But it is not all doom and gloom for the self-styled ‘Worldwide Leader in Sports’. Speaking on Tuesday’s call, Disney chief executive Bob Iger remained bullish about ESPN’s future, particularly as the pay-TV pioneer plots a major move into the digital space.
Last August, Disney splashed US$1 billion on a 33 per cent stake in BAMTech, the live streaming specialist spun off from Major League Baseball Advanced Media (MLBAM). The investment was made primarily to accelerate the development of a new over-the-top (OTT) sports offering, and Iger insisted on Tuesday that Disney is committed to launching an ESPN-branded subscription streaming service sometime later this year.
“I was at BAMTech a couple of weeks ago and the quality of that technology has just blown us away, and the potential that we believe that has for us is enormous,” Iger said. “As you know, we have invested so that we own a third. We have a path to control. We are extremely excited about the prospects of what BAM is going to be doing near-term.
“But we’re also very excited about what the potential for this long-term, both for the company and for third parties who can use the product because the technological side of it is so strong in ways that are value-enhancing for them as well.”
"I was at BAMTech a couple of weeks ago and the quality of that technology has just blown us away, and the potential that we believe that has for us is enormous."
For some time, Iger has used the promise of greater digital revenues as a way to temper shareholder concerns over ESPN’s worrying subscriber losses. On Tuesday, he did so once again, reiterating his belief that Disney’s investment in BAMTech will open up new advertising opportunities. “One of the things that impressed me a lot from the BAMTech meeting that I had is what the potential is for them to use data to increase or to generate great revenue from advertising,” he said. “It’s something that we don’t have today in part because a lot of our distribution comes through third parties so we don’t get access to that information.”
Asked whether Disney could look to make further acquisitions in the digital space in order to bolster its offering - a potentially game-changing takeover of Netflix has been rumoured - Iger said he remains confident that the combination of BAMTech’s existing sports rights and those already licensed by ESPN is enough to build out a compelling OTT product. “In reality,” he said, “we believe that the best approach to doing well in a world that is disrupted, in a world that has far more digital distribution, is to have great content and tell great stories. And that includes ESPN, by the way.

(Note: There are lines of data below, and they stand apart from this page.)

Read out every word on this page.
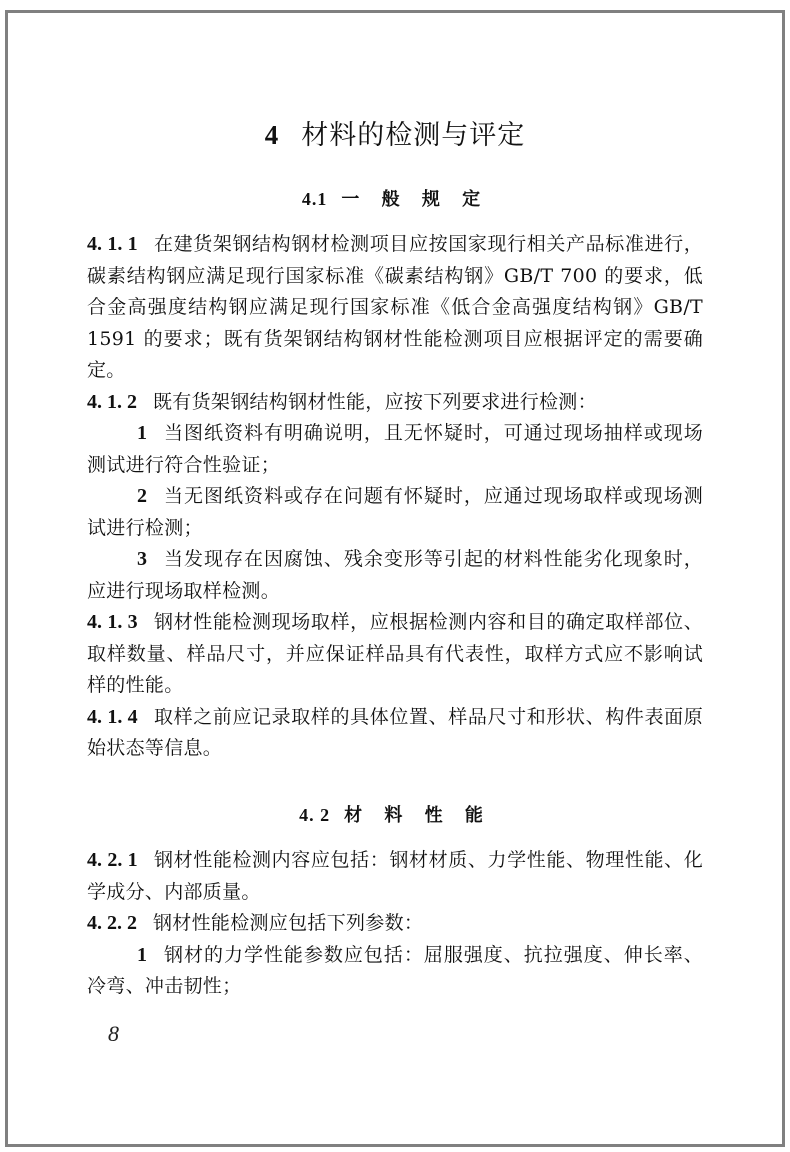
4 材料的检测与评定
4.1 一 般 规 定

4. 1. 1 在建货架钢结构钢材检测项目应按国家现行相关产品标准进行，碳素结构钢应满足现行国家标准《碳素结构钢》GB/T 700 的要求，低合金高强度结构钢应满足现行国家标准《低合金高强度结构钢》GB/T 1591 的要求；既有货架钢结构钢材性能检测项目应根据评定的需要确定。

4. 1. 2 既有货架钢结构钢材性能，应按下列要求进行检测：

1 当图纸资料有明确说明，且无怀疑时，可通过现场抽样或现场测试进行符合性验证；

2 当无图纸资料或存在问题有怀疑时，应通过现场取样或现场测试进行检测；

3 当发现存在因腐蚀、残余变形等引起的材料性能劣化现象时，应进行现场取样检测。

4. 1. 3 钢材性能检测现场取样，应根据检测内容和目的确定取样部位、取样数量、样品尺寸，并应保证样品具有代表性，取样方式应不影响试样的性能。

4. 1. 4 取样之前应记录取样的具体位置、样品尺寸和形状、构件表面原始状态等信息。

4. 2 材 料 性 能

4. 2. 1 钢材性能检测内容应包括：钢材材质、力学性能、物理性能、化学成分、内部质量。

4. 2. 2 钢材性能检测应包括下列参数：

1 钢材的力学性能参数应包括：屈服强度、抗拉强度、伸长率、冷弯、冲击韧性；

8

“If anything, I think the most important thing for ESPN is to continue to support and nurture their programme offerings,” he continued. “Second to that, you have to be willing to either create or experience some disruption as we migrate from what has been a more traditionally distributed world to a more modern, non-traditional distribution world.
“Some of that we’re going to end up doing to ourselves. We understand that there’s disruption but we believe we have to be a disruptor, too. The investment in BAM, which is significant from a variety of different perspectives, is aimed at doing just that.”

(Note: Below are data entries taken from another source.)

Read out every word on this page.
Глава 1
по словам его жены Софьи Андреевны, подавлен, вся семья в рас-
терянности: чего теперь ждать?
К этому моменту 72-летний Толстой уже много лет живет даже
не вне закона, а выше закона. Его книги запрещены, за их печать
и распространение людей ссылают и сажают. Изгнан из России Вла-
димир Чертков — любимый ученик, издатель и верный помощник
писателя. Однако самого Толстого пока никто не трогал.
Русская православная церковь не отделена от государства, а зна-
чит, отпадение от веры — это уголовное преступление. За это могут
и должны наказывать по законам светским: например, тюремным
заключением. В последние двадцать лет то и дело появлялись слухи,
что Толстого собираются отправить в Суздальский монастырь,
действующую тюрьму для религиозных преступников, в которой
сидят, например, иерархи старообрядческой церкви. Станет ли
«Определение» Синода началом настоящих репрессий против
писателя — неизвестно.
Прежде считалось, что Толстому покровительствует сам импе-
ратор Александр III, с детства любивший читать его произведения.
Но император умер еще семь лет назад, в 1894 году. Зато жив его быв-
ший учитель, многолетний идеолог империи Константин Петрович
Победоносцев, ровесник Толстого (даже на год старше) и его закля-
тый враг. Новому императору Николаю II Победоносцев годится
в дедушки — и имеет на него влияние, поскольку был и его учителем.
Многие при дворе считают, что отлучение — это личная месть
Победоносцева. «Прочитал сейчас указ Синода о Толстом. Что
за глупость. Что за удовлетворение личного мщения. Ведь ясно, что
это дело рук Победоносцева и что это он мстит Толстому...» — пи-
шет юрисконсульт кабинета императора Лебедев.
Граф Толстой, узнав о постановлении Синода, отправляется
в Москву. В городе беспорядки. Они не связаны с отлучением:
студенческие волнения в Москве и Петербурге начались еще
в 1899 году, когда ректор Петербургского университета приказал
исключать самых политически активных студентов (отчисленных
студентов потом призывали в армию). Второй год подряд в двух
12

At the time of its BAMTech investment, a Disney statement said its proposed OTT service would feature ‘content provided by both BAMTech and ESPN, and include live regional, national and international sporting events’. The new service will not, however, include content currently provided by ESPN’s linear networks. Those channels remain a key revenue driver for Disney thanks to lucrative agreements with cable affiliates and satellite distributors.
“We have to be careful because we have existing agreements and existing relationships,” Iger said, “and a lot of value still being reaped from the traditional distribution relationships. But I can tell you that it is our full intent to go out there aggressively with digital offerings direct to the consumer, for ESPN and other Disney-branded properties.

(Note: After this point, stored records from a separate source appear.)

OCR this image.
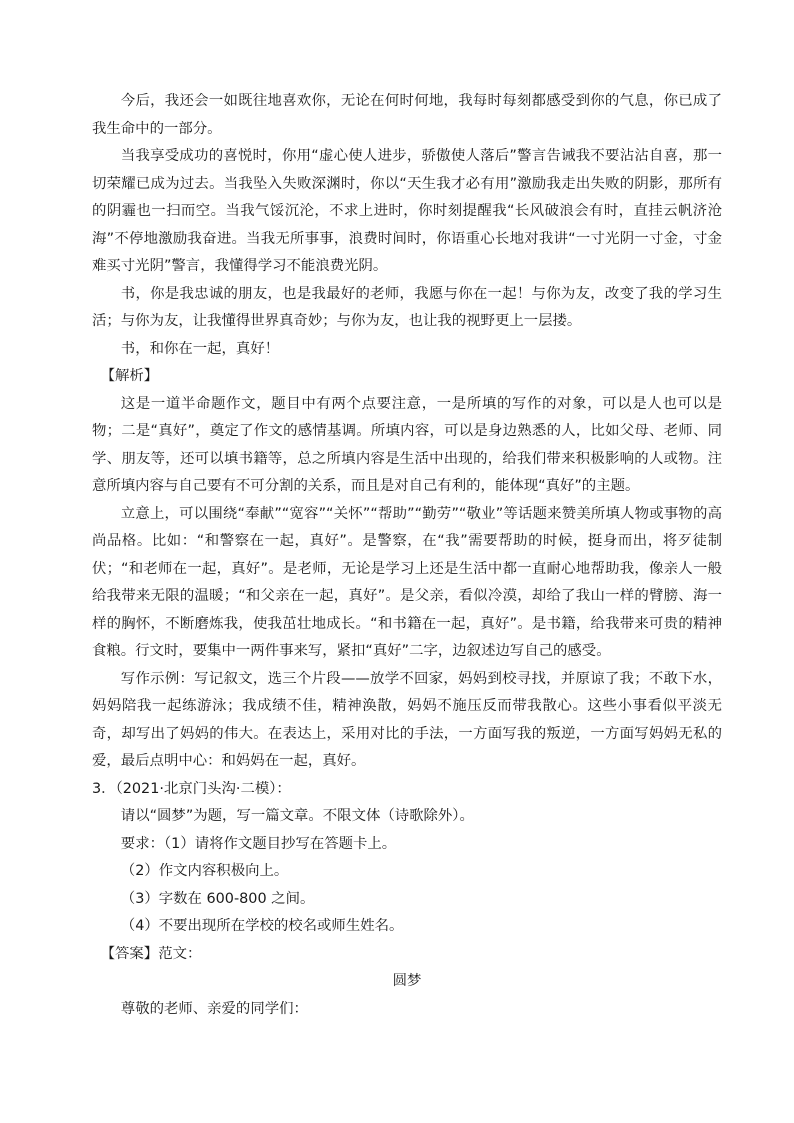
今后，我还会一如既往地喜欢你，无论在何时何地，我每时每刻都感受到你的气息，你已成了我生命中的一部分。

当我享受成功的喜悦时，你用“虚心使人进步，骄傲使人落后”警言告诫我不要沾沾自喜，那一切荣耀已成为过去。当我坠入失败深渊时，你以“天生我才必有用”激励我走出失败的阴影，那所有的阴霾也一扫而空。当我气馁沉沦，不求上进时，你时刻提醒我“长风破浪会有时，直挂云帆济沧海”不停地激励我奋进。当我无所事事，浪费时间时，你语重心长地对我讲“一寸光阴一寸金，寸金难买寸光阴”警言，我懂得学习不能浪费光阴。

书，你是我忠诚的朋友，也是我最好的老师，我愿与你在一起！与你为友，改变了我的学习生活；与你为友，让我懂得世界真奇妙；与你为友，也让我的视野更上一层搂。

书，和你在一起，真好！

【解析】

这是一道半命题作文，题目中有两个点要注意，一是所填的写作的对象，可以是人也可以是物；二是“真好”，奠定了作文的感情基调。所填内容，可以是身边熟悉的人，比如父母、老师、同学、朋友等，还可以填书籍等，总之所填内容是生活中出现的，给我们带来积极影响的人或物。注意所填内容与自己要有不可分割的关系，而且是对自己有利的，能体现“真好”的主题。

立意上，可以围绕“奉献”“宽容”“关怀”“帮助”“勤劳”“敬业”等话题来赞美所填人物或事物的高尚品格。比如：“和警察在一起，真好”。是警察，在“我”需要帮助的时候，挺身而出，将歹徒制伏；“和老师在一起，真好”。是老师，无论是学习上还是生活中都一直耐心地帮助我，像亲人一般给我带来无限的温暖；“和父亲在一起，真好”。是父亲，看似冷漠，却给了我山一样的臂膀、海一样的胸怀，不断磨炼我，使我茁壮地成长。“和书籍在一起，真好”。是书籍，给我带来可贵的精神食粮。行文时，要集中一两件事来写，紧扣“真好”二字，边叙述边写自己的感受。

写作示例：写记叙文，选三个片段——放学不回家，妈妈到校寻找，并原谅了我；不敢下水，妈妈陪我一起练游泳；我成绩不佳，精神涣散，妈妈不施压反而带我散心。这些小事看似平淡无奇，却写出了妈妈的伟大。在表达上，采用对比的手法，一方面写我的叛逆，一方面写妈妈无私的爱，最后点明中心：和妈妈在一起，真好。

3．（2021·北京门头沟·二模）：

请以“圆梦”为题，写一篇文章。不限文体（诗歌除外）。

要求：（1）请将作文题目抄写在答题卡上。

（2）作文内容积极向上。

（3）字数在 600-800 之间。

（4）不要出现所在学校的校名或师生姓名。

【答案】范文：

圆梦

尊敬的老师、亲爱的同学们：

“We’re a minority shareholder right now so I want to be careful but our strong sense as partners and as part-owners is that we’re going to continue to go out, on behalf of the entity, and license more content to that entity. But they’re going to start off with a wide array of pretty attractive sports. When you see it all together, some of the early concepts, you realise that there’s a lot there and a lot more than anyone else has. And I think that there’ll be continued opportunities.”
Iger refused to say whether a distribution deal with a third party such as a major internet company would be sought to ensure the widest possible distribution of the new OTT service, which will complement ESPN’s existing streaming service, WatchESPN, which launched in 2010. He chose instead to “leave that to BAM to address, maybe at the time they are ready to launch the product”, adding: “I don’t think it would be appropriate for me to speak on their behalf.”
"In reality, we believe that the best approach to doing well in a world that is disrupted is to have great content and tell great stories."
Nevertheless, obtaining adequate distribution for the new ESPN-branded OTT service will be a key priority for Disney and BAMTech over the course of the coming months. Iger said a deal with Hulu, the video streaming service in which Disney has a stake, has already been struck, while he also revealed that an agreement with “another entity” has been signed but not yet announced. Discussions with other companies, he said, are ongoing.
“It seems like we’re on the cusp of some significant growth for new entrants in the multi-channel marketplace,” he added. “What we like about them is they are mobile-friendly or mobile-first, their user interfaces tend to be very strong, and their pricing is priced substantially lower than the expanded basic bundle that most of the MVPDs are offering. And that obviously, we think, gives us the chance to both that may not sign up for a multi-channel service, or hold consumers into multi-channel subscriptions.
“And then, lastly, what’s really important is the deals that we’ve negotiated for distribution, particularly for ESPN, are to be in all subs or all households launched. These are light packages that offer us 100 per cent penetration from those packages, so we think that this wave that we’re seeing is really a signal of what is to come and what the future will be.”
Interestingly, Iger does not see the rising trend of consumers opting for so-called skinny bundles - cheaper cable packages stripped of costly sports channels like ESPN - as a major concern. Rather, he foresees a time when any savings on the part of the consumer are used to buy other video services, some of which Disney may own. That might simply be another ploy to appease Disney shareholders, but the prospect of lost cord-cutter money finding its way back to the company via other means would naturally prove fruitful.
He said: “The other thing that we think is really good about this is that if we end up with a world where the US$40 to US$50 a month package becomes more and more popular, that means that some consumers may obviously take the savings that they may have and spend it on other things. It also means they could spend it on other video services, and some of those services are services that we might offer.
“When we talk about going with our own direct-to-consumer product, its possible that the first product that goes into the marketplace will be, in effect, add-on or adjunct product that consumers can by on top of what is their normal multichannel package.”
Whatever transpires, it is fair to say many will be monitoring Disney’s digital moves closely. With the broadcast landscape evolving, the direction in which the company goes next is likely to have profound implications for the wider sports broadcasting industry - and indeed for Iger himself.
During Tuesday’s call the American, 65, was also asked to address mounting speculation over his future at Disney, including a recent Wall Street Journal report that suggested he could extend his contract for a third time. Having spearheaded the company’s growth since 2005, Iger has previously said he plans to step down when his current contract expires in June 2018, yet a worthy successor has yet to be found and time is running out to ensure a smooth transition.
“I’m going to do what is in the best interests of this company, which is clearly something that the board is going to help to determine,” Iger said. “While I’m confident that my successor is going to be chosen on a timely basis and chosen well, if it’s in the best interests of the company to extend my term, I’m open to that.”